糖尿病専門医とは、日本糖尿病学会がおこなう専門医試験に通った医師のみが得られる資格です。

専門医試験を受験するためには筆記試験や面接、専門医の資格取得、臨床研修、学会発表などの厳しい条件があります。

●糖尿病認定医制度は1989年に発足

糖尿病認定医制度は1989年に発足し、後の専門医となる日本糖尿病学会の認定医として475名が認定されました。

●正式名称は「日本糖尿病学会認定専門医」

一般的に糖尿病専門医と呼ばれますが、正式名称は「日本糖尿病学会認定専門医」です。

糖尿病専門医は糖尿病についての専門知識をもとに質の高い診療をおこない、患者さんへの指導をおこなっていきます。

そして糖尿病専門医ではないかかりつけ医のために患者さんの治療や診療のサポートをおこなっていき、地域の糖尿病診療に貢献します。

●5年に1度の更新が義務付けられている

糖尿病専門医の資格は一度取得したら終わりではなく取得後も糖尿病について学び続けなければならず、最新の知識や技能を保持していることが求められます。

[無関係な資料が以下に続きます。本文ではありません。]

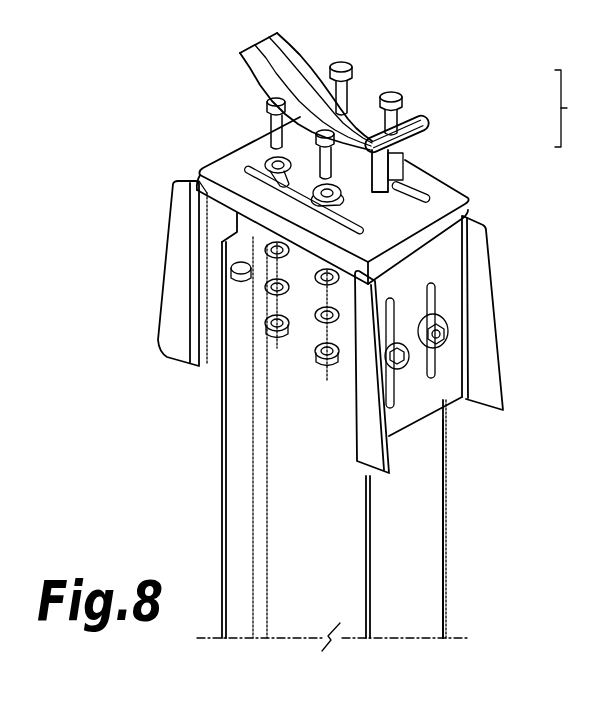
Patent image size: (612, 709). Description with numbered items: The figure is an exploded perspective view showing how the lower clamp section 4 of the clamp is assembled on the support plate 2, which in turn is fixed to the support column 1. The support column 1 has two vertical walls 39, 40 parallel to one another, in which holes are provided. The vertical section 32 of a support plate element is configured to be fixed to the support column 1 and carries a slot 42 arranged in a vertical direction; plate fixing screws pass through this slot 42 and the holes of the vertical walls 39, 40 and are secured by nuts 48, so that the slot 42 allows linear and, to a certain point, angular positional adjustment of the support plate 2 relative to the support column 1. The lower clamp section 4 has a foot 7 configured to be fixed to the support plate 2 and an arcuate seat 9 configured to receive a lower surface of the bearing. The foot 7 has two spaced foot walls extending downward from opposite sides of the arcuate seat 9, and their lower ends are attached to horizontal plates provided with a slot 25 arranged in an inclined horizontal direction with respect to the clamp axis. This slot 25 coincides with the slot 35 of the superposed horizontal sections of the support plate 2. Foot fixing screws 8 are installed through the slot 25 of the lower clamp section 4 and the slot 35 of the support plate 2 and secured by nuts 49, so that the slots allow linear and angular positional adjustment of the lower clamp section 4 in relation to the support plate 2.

The support column 1 is at (330, 523).
The support plate 2 is at (262, 208).
The lower clamp section 4 is at (572, 108).
The foot 7 is at (440, 157).
The foot fixing screws 8 is at (272, 116).
The arcuate seat 9 is at (440, 118).
The slot 25 is at (252, 172).
The vertical section 32 is at (407, 270).
The slot 35 is at (423, 187).
The vertical wall 39 is at (240, 477).
The vertical wall 40 is at (420, 587).
The slot 42 is at (434, 300).
The nuts 48 is at (447, 327).
The nuts 49 is at (274, 336).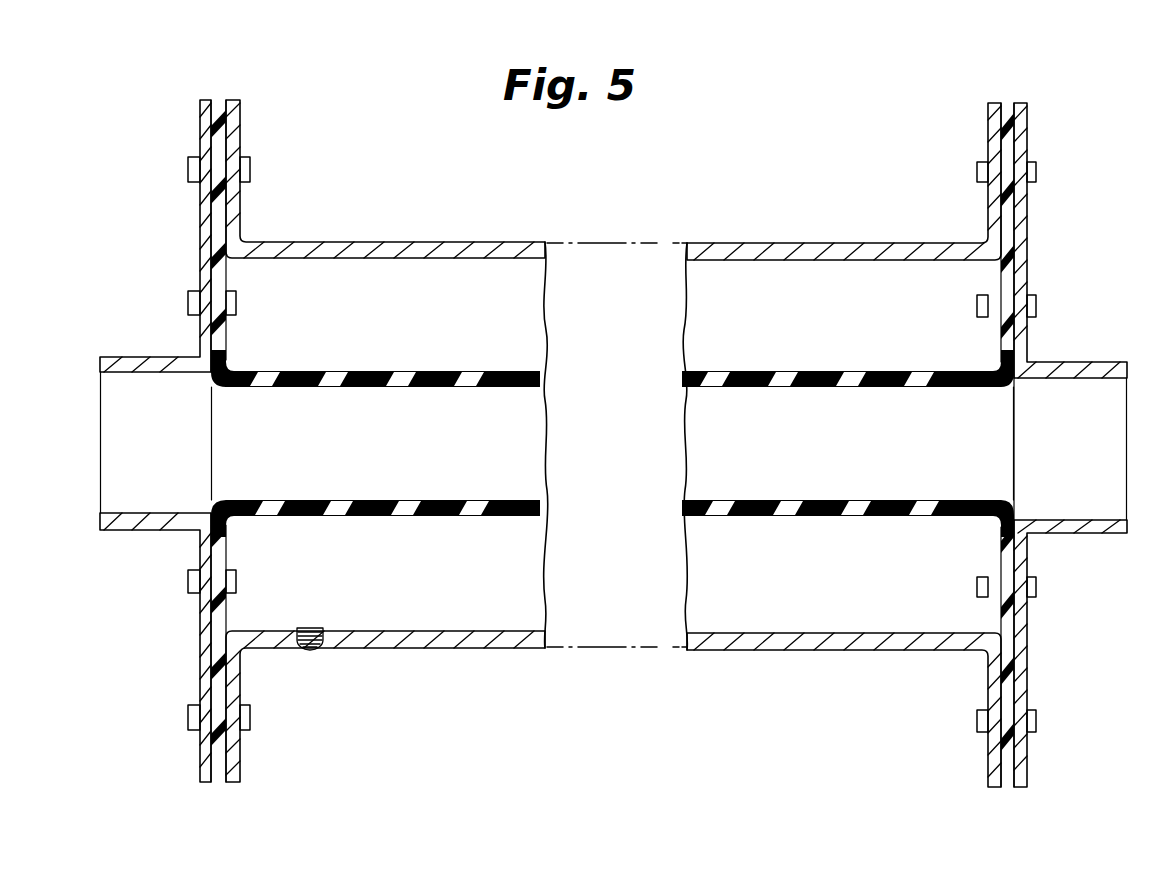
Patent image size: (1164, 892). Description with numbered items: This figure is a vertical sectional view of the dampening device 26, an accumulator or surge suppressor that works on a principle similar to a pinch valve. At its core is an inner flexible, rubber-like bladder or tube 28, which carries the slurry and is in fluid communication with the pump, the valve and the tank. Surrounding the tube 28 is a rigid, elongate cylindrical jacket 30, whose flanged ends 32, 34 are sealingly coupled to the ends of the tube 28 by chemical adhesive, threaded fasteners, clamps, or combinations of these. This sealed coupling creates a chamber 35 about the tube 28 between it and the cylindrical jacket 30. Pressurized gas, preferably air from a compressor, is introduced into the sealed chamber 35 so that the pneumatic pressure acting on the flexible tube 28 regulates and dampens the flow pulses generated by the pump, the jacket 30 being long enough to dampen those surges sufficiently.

The dampening device 26 is at (253, 93).
The tube 28 is at (377, 370).
The cylindrical jacket 30 is at (413, 241).
The flanged end 32 is at (200, 134).
The flanged end 34 is at (1028, 123).
The chamber 35 is at (832, 329).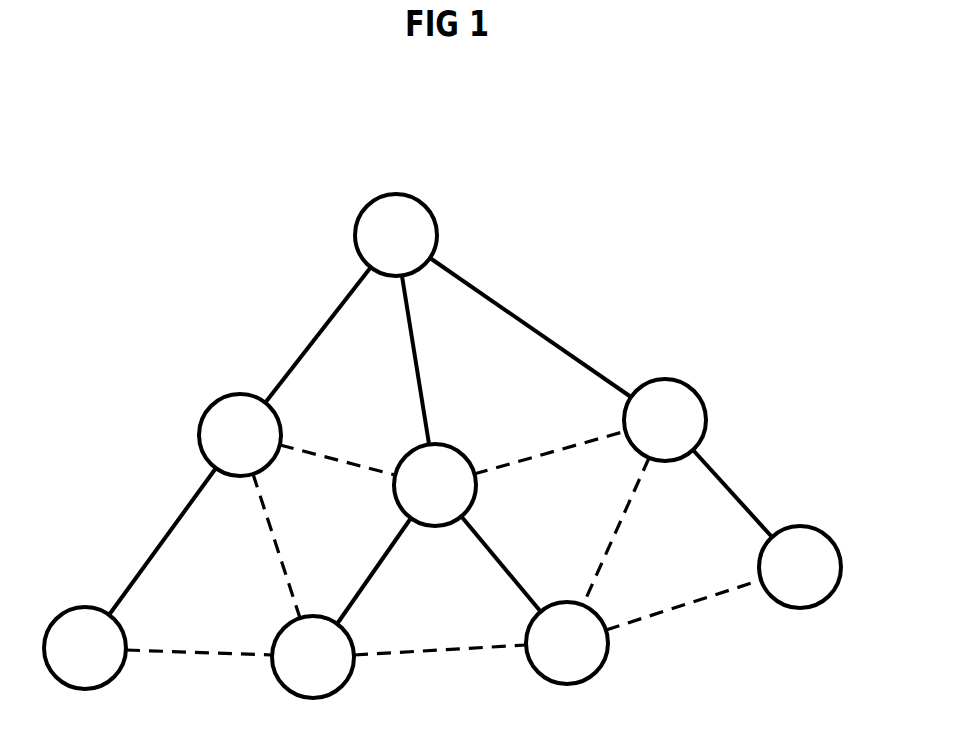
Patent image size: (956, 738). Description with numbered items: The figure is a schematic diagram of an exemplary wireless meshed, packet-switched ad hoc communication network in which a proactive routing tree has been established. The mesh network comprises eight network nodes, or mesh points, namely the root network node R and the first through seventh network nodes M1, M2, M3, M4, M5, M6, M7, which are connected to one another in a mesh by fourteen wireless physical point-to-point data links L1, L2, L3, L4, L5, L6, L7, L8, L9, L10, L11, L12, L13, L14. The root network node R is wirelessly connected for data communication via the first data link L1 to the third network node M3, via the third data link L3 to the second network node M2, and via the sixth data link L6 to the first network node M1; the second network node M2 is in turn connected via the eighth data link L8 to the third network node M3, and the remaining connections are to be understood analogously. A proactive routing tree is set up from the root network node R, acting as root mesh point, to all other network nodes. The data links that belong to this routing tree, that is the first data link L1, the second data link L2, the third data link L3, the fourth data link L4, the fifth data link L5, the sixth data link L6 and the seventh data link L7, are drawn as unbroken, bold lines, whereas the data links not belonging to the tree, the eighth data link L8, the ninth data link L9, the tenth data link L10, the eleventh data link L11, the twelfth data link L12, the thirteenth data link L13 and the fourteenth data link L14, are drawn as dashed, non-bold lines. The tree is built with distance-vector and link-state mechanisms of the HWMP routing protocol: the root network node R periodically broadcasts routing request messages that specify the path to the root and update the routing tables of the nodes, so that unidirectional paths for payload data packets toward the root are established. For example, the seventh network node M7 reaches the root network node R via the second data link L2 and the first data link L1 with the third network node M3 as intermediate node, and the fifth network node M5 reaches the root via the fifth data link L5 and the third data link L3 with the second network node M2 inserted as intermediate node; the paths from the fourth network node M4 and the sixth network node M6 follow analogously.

The root network node R is at (396, 235).
The first network node M1 is at (240, 435).
The second network node M2 is at (435, 485).
The third network node M3 is at (665, 420).
The fourth network node M4 is at (85, 648).
The fifth network node M5 is at (313, 657).
The sixth network node M6 is at (567, 643).
The seventh network node M7 is at (800, 567).
The first data link L1 is at (515, 316).
The second data link L2 is at (733, 487).
The third data link L3 is at (413, 343).
The fourth data link L4 is at (512, 553).
The fifth data link L5 is at (380, 575).
The sixth data link L6 is at (303, 367).
The seventh data link L7 is at (160, 560).
The eighth data link L8 is at (531, 454).
The ninth data link L9 is at (610, 543).
The tenth data link L10 is at (674, 612).
The eleventh data link L11 is at (433, 653).
The twelfth data link L12 is at (327, 463).
The thirteenth data link L13 is at (282, 573).
The fourteenth data link L14 is at (180, 652).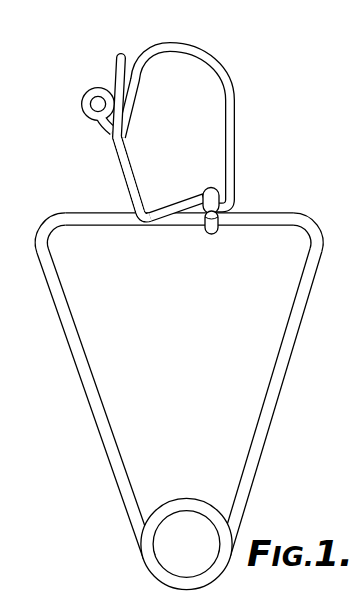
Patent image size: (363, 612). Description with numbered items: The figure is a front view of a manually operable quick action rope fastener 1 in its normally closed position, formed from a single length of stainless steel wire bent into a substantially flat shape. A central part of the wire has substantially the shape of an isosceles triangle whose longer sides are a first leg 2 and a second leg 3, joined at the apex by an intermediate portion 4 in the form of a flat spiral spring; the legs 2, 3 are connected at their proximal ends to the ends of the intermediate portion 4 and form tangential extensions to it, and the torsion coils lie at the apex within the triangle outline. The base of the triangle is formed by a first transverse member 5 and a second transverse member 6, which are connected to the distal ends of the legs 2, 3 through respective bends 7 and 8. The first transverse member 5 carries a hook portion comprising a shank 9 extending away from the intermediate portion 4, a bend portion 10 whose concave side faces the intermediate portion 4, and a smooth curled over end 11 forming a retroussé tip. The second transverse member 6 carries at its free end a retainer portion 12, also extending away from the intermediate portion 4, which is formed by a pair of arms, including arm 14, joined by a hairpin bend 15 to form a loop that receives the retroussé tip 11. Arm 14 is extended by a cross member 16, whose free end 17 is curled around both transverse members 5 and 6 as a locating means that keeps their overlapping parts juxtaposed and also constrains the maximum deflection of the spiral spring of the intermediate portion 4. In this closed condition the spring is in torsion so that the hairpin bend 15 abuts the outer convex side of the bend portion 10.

そのためには、5年に1度、一定の審査を経て資格更新をしなければなりません。

更新するためには糖尿病に関する学会に参加して教育講演を受講し、さらに担当している糖尿病患者についての診療内容や指導歴を報告しなければなりません。

 

糖尿病専門医になるまでの流れ

●糖尿病専門医の試験を受けるための条件

糖尿病専門医になるためには筆記と面接による専門医試験を受験するのですが、試験を受けるためには以下のような厳しい条件があります。

・日本の医師免許証を持っていて、人格に優れ識見の高い人物であること
・日本糖尿病学会に3年連続入会していること
・日本内科学会の認定内科医か、日本小児科学会の専門医の資格を持っていること
・3年以上の糖尿病臨床研修をおこなっていること

研修は内科か小児科の認定医研修を修了したのちに受けることになり、糖尿病学会が認定する教育病院においておこないます。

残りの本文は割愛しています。